You should make continued effort to determine meaning of 48 number.3 Free ride for Soviets on H’s would indeed be problem.

Re Titan conversion, this can be handled as you suggest.

Re precision for “light” and “heavy”, I would appreciate your urgent recommendation. For example, could we say that neither side should replace current light missiles with new ones significantly larger than largest light missile that either side currently has. We could reach side understanding that significant means 10 percent larger.4

I would appreciate your urgent response to this message.

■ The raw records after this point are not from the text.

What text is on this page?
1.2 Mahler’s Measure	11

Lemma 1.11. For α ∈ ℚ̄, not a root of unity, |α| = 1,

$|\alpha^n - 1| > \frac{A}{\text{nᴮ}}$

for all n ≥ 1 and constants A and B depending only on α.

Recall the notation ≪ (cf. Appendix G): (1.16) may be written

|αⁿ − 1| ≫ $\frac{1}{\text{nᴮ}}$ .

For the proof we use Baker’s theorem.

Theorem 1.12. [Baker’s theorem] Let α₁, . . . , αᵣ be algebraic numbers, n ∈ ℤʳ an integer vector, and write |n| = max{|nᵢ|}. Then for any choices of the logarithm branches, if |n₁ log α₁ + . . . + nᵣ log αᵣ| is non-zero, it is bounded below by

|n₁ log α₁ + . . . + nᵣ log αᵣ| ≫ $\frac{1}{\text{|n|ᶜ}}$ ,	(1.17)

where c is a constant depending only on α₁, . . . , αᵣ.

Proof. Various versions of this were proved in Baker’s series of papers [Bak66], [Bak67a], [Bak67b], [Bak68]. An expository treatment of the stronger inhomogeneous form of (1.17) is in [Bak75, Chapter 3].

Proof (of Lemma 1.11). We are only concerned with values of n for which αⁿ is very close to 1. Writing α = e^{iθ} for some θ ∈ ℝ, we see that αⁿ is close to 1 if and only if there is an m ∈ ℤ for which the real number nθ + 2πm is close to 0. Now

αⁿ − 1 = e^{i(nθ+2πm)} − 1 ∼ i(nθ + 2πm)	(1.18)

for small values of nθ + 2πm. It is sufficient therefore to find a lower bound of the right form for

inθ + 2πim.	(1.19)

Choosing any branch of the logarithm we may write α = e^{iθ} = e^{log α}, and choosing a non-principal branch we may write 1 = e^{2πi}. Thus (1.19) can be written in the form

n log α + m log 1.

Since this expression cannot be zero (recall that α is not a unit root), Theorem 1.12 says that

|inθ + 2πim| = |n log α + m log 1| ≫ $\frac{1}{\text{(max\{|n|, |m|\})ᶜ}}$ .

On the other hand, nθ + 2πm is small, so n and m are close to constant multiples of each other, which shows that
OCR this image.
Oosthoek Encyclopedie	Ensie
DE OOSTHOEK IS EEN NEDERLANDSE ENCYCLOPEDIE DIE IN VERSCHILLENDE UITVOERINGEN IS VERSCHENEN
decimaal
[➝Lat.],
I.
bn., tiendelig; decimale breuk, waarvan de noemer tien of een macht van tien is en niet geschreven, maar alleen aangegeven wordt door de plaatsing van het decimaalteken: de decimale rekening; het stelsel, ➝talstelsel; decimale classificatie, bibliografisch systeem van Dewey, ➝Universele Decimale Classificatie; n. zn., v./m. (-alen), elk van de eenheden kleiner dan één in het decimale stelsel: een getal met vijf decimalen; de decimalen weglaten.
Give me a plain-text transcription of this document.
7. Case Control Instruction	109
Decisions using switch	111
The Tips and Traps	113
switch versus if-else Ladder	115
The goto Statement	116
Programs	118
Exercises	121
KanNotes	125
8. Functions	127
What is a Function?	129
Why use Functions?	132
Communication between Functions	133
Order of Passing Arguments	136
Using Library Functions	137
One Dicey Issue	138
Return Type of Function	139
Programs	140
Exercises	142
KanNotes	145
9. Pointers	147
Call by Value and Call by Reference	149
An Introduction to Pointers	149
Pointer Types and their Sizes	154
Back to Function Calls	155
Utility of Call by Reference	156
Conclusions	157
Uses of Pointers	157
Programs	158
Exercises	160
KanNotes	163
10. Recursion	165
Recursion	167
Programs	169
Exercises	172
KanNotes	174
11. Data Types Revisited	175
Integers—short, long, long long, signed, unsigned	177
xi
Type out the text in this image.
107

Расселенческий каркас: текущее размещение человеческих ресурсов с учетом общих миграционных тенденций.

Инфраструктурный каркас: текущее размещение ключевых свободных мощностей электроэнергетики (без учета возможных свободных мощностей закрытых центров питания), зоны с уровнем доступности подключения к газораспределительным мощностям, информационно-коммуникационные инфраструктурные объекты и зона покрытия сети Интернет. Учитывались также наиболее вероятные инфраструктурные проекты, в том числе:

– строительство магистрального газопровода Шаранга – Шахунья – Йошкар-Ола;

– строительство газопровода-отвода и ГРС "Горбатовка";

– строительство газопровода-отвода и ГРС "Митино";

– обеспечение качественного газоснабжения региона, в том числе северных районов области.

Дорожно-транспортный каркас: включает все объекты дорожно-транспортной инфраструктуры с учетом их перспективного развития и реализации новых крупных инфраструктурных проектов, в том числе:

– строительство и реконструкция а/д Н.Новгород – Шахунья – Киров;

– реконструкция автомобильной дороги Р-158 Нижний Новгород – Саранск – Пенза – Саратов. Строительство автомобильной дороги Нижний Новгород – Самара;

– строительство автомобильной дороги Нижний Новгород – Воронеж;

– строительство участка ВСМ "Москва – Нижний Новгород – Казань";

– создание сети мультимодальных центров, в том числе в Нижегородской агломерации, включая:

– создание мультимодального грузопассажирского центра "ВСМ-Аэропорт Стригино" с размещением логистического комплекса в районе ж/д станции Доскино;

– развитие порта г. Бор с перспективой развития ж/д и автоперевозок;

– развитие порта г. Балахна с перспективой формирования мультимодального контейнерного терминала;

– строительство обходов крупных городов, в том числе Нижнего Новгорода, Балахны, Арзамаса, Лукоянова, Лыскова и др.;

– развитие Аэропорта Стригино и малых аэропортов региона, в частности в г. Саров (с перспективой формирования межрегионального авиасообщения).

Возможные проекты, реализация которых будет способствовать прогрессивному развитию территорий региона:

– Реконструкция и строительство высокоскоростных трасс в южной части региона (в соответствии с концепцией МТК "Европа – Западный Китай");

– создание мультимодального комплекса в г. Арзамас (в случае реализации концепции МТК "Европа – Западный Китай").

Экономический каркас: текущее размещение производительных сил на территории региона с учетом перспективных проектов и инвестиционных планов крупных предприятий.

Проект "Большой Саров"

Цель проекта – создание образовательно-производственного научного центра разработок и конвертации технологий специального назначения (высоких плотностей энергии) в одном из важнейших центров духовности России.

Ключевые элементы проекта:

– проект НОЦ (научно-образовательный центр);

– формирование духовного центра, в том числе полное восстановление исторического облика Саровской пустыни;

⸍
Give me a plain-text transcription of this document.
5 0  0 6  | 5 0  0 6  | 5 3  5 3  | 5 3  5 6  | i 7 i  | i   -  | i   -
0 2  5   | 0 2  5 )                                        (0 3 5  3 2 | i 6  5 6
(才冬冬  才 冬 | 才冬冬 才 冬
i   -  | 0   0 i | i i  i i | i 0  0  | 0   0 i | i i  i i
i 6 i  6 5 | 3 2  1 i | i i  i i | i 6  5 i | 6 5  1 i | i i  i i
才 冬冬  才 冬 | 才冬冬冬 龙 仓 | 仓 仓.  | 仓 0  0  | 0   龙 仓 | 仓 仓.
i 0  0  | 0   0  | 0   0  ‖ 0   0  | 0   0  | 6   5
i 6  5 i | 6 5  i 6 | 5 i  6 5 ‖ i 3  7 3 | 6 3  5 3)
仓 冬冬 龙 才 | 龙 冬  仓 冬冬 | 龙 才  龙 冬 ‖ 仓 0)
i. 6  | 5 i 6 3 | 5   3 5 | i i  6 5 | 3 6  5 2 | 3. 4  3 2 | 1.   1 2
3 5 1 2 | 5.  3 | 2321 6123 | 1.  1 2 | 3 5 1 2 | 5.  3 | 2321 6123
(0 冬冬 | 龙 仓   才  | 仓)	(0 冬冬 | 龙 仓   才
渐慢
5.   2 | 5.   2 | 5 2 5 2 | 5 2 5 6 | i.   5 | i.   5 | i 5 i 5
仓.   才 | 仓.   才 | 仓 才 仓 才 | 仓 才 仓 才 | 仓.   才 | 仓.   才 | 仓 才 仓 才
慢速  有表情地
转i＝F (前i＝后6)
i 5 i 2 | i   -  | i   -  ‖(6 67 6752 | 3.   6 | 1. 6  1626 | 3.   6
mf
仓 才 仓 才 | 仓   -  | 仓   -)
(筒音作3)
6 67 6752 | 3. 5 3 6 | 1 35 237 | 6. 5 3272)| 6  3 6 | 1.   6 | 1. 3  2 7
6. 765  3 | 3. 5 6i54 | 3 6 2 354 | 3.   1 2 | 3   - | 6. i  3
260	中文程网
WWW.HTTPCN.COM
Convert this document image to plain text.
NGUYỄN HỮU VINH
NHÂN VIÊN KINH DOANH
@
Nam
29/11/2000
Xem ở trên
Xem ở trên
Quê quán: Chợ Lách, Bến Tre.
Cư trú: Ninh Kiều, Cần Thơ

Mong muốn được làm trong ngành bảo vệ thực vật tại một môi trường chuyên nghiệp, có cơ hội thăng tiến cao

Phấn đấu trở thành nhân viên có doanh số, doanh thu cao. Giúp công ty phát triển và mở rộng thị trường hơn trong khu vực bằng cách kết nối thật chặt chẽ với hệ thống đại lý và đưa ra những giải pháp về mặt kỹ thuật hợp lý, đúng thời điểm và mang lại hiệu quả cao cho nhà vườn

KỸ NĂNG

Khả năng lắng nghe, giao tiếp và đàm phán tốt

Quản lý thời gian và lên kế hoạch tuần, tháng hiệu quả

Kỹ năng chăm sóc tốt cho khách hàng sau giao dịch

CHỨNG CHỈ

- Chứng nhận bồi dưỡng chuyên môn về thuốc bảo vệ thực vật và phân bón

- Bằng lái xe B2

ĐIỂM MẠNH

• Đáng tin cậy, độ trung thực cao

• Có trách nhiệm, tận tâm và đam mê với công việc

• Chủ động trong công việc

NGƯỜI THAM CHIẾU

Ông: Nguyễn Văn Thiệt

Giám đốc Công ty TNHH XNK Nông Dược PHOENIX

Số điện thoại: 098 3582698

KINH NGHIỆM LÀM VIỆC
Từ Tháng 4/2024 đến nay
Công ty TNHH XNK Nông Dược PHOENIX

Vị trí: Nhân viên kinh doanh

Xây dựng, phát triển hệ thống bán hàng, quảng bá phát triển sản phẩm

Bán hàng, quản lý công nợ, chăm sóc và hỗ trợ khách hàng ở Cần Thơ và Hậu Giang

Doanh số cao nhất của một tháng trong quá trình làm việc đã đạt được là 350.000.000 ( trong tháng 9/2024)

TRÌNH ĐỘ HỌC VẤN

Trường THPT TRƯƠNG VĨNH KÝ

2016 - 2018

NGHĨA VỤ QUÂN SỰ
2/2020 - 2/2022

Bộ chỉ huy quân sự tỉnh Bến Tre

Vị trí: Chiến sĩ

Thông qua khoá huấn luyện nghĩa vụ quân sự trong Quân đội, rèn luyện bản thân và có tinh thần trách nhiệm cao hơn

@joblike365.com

Warm regards.

  1. Source: National Archives, Nixon Presidential Materials, NSC Files, Box 427, Backchannel Files, Backchannel Messages, 1972, SALT. Top Secret; Sensitive; Exclusively Eyes Only.
  2. In backchannel message 408 to Kissinger, May 19, Smith reported on the continuing Soviet refusal to precisely define “heavy” or “light” missiles. (Ibid.)
  3. In backchannel message WH 21375 to Smith, May 19, Kissinger stated that there should be absolutely no doubt in Soviet minds concerning the U.S. SLBM position, and noting that the number 48 certainly did not originate from anyone on the U.S. side. (Ibid.)
  4. In his memoirs Smith recalled that as the summit approached, the U.S. delegation continued to press for a definition of heavy missiles. The Soviets contended that this was unnecessary because the obligation not to convert land-based launchers for light ICBMs into launchers for heavy ICBMs taken together with the commitment not to increase substantially the external dimensions of ICBM silo launchers dealt with the whole problem. The U.S. delegation insisted that although the silo launcher provision was important, it was no substitute for a definition of a heavy missile, which was necessary not for current missiles but for future missiles. On May 20 the Soviets said they could not agree to a definition of heavy missiles as those having a volume greater than 70 cubic meters or larger than the SS–11, the largest light missile either side deployed.